Fast forward to today, and the situation is much worse - so bad in fact that even barristers are going on strike, refusing to take on cases where they are often unable to afford even the cost of travel to represent a legally aid case. Few of us like to lose money on a day's work. Of course, sympathy for fat cat lawyers isn't high on the public's list of concerns, but publicly funded legal aid work is a far cry from the bespoke and well-paid world of corporate clients.
The Invisible takes its name from the invisibility of the characters within it - individuals struggling to get heard or even noticed by a system whose funding is under continual threat.
The Bush Theatre has a strong track record of bringing powerful new writing to the stage, with ticket prices way below the cost of the West End. Every play I have seen there has been powerful, well written and well-acted, and this one is no exception.
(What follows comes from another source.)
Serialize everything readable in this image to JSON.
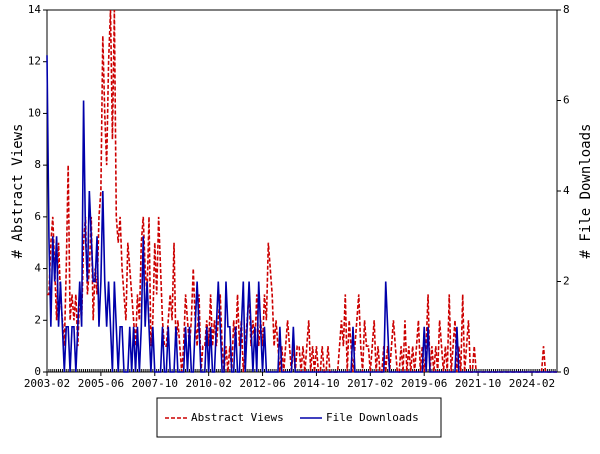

The play is not without problems. Some of the dialogue is clunky - though at other times arrestingly good - suggesting more than one hand at work.
Three of the actors play more than one part, and this was confusing at times - which character is this? Is this the same person we just met in the last scene, in a new dress, or is this someone new? But maybe I just need better spectacles.
What Invisible is not is light entertainment. Apart from a few genuinely funny scenes (a scene in which a character recalls his first encounter with a Fiesta magazine in a school playground made me laugh out loud), the overall tone is one of righteous indignation. Which, I suppose, is not surprising from a play that was partly sponsored by the Legal Action Group, a charity which "promotes equal access to justice for all members of society".
Whatever your view on government cuts, this is a play on a serious subject whose voice deserves to be heard.
---Alex
The Invisible is playing at the Bush Theatre until 15 August.